[For the audio version of this homily, click here: Palm Sunday 2013]
The very first Holy Week was a
period of time when changes took
place in many different people: some of the changes were good, and some of them
were not-so-good.
One of the most disturbing
changes in the not-so-good category took place in the hearts and souls of certain
residents of Jerusalem. Think about it:
Some of the same men and women who were hailing Jesus as the Messiah on Palm
Sunday were screaming for his blood on Good Friday!
The changing tide of
public opinion: one day you’re the greatest person on earth, the next day you’re “public enemy number
one”!
(That’s why we should always try
to please God, and not human beings.)
And how about the change in Judas
Iscariot? That was another terrible
tragedy of Holy Week! This man went from
being a close, intimate friend of the divine Son of God, to the worst traitor
in the history of the world!
Peter also changed for the worse
during these few short days, when he denied three times that he even knew our
Lord—although, thankfully, he eventually changed back through repentance.
Actually all the apostles changed
for the worse, since, as St. Mark tells us, they all abandoned Jesus as soon as
our Lord was arrested in the garden of Gethsemane.
But, thanks be to God, many other
people changed for the better during the first Holy Week! The “Good Thief,” for example (who is only
mentioned in Luke’s version of the passion), changed radically as he hung next
to Jesus on Good Friday.

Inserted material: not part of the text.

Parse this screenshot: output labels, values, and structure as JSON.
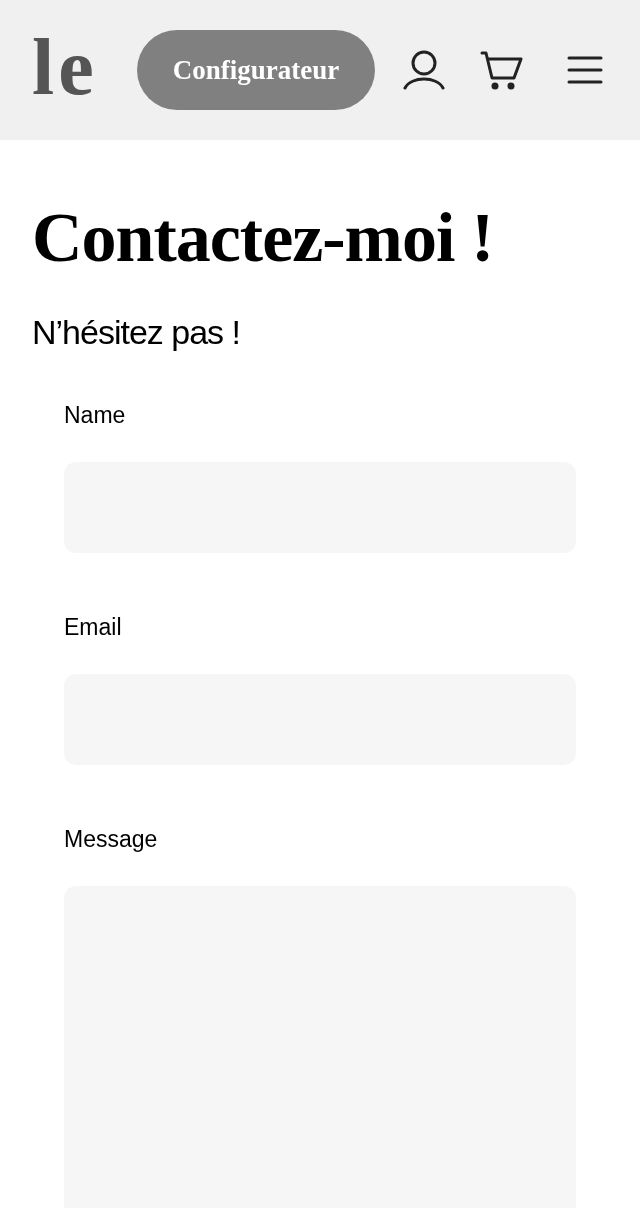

He made a 180
degree turnaround in his heart, and so he joined our Lord that day in Paradise!
(All of which shows that deathbed
conversions can and do happen! Yes—they
might be rare, but they certainly are possible.)
The Roman centurion who stood at
the foot of the cross changed for the better: he became a believer—a man of
faith—after he saw the way that Jesus died.

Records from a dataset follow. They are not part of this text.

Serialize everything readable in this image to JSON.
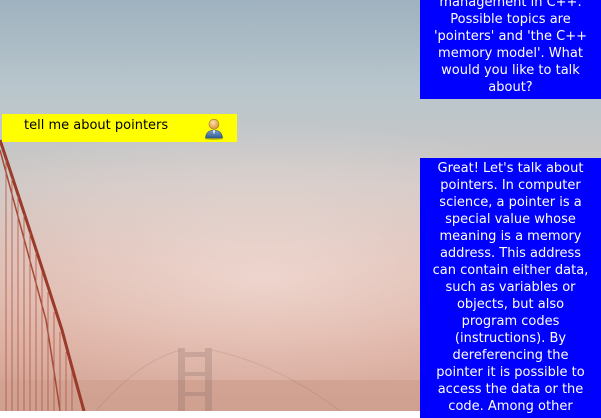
{
  "chat": {
    "messages": [
      {
        "role": "bot",
        "text": "management in C++. Possible topics are 'pointers' and 'the C++ memory model'. What would you like to talk about?"
      },
      {
        "role": "user",
        "text": "tell me about pointers",
        "avatar_icon": "user-avatar-icon"
      },
      {
        "role": "bot",
        "text": "Great! Let's talk about pointers. In computer science, a pointer is a special value whose meaning is a memory address. This address can contain either data, such as variables or objects, but also program codes (instructions). By dereferencing the pointer it is possible to access the data or the code. Among other"
      }
    ]
  },
  "colors": {
    "bot_bubble": "#0000ff",
    "bot_text": "#ffffff",
    "user_bubble": "#ffff00",
    "user_text": "#000000"
  }
}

Joseph of Arimathea changed in a
positive way by becoming an openly-committed
disciple of Jesus when he came forth to claim our Lord’s body for burial, having
been a secret disciple of Jesus before that.
Even our Blessed Mother underwent
a kind of change from Palm Sunday to Good Friday. She went from being “the rejoicing Mother” of
the Messiah as she watched her Son enter Jerusalem in triumph, to “the
sorrowful Mother” of the Savior as she stood at the foot of his cross—in the
process becoming a role model for us as we struggle to deal with our daily
crosses.
I share these thoughts with you
today in this brief homily to encourage us all to make some time for the Lord
during this Holy Week—because if we
do that we also have the opportunity to change for the better! This Holy Week is like the first one in that
sense: it provides an opportunity for us to change our lives in a positive
way! But for that to happen, we need to
enter into it by our active participation.

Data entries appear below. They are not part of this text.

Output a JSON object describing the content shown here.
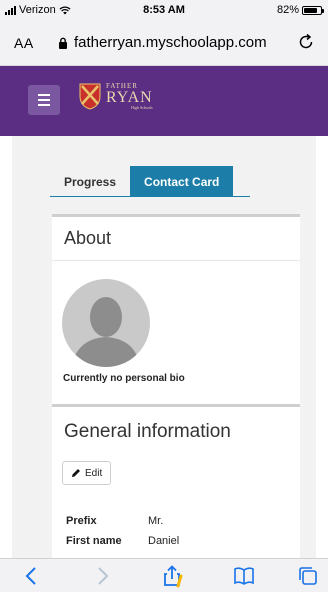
{
  "status_bar": {
    "carrier": "Verizon",
    "time": "8:53 AM",
    "battery": "82%"
  },
  "browser": {
    "text_size_label": "AA",
    "url": "fatherryan.myschoolapp.com"
  },
  "app_header": {
    "logo_line1": "FATHER",
    "logo_line2": "RYAN",
    "logo_line3": "High Schools"
  },
  "tabs": [
    {
      "label": "Progress",
      "active": false
    },
    {
      "label": "Contact Card",
      "active": true
    }
  ],
  "about": {
    "title": "About",
    "bio": "Currently no personal bio"
  },
  "general": {
    "title": "General information",
    "edit_label": "Edit",
    "fields": [
      {
        "label": "Prefix",
        "value": "Mr."
      },
      {
        "label": "First name",
        "value": "Daniel"
      }
    ]
  },
  "colors": {
    "header": "#5b2d83",
    "tab_active": "#1b7da8",
    "ios_blue": "#1a73e8"
  }
}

Let me conclude now by sharing
with you this week’s schedule of events here at St. Pius. When you go home, I highly encourage you to
put at least some of these events on your calendars:
On Monday, Tuesday and Wednesday
we will have morning Mass as usual at 7am; on Thursday, Friday and Saturday we
will have morning prayer at the normal Mass times. The Easter Triduum begins with the Mass of
the Lord’s Supper on Thursday evening at 7pm, followed by adoration of the
Blessed Sacrament in the church hall until 11pm (a time for us to remember the
Lord’s agony in the Garden of Gethsemane).
On Friday we will have Stations of the Cross twice: once outside at noon
(specifically designed for young people and families); then, at 3pm, here in
church. The celebration of the Lord’s
Passion will take place on Friday evening at 7; and the first Mass of
Easter—the glorious celebration of the Easter Vigil—will be held at 7:30pm on
Saturday night.
Please note: there will be no 5pm
Mass next Saturday! The normal time for our
vigil Mass is changed (as hopefully we
will be—for the better!—when this Holy Week is over).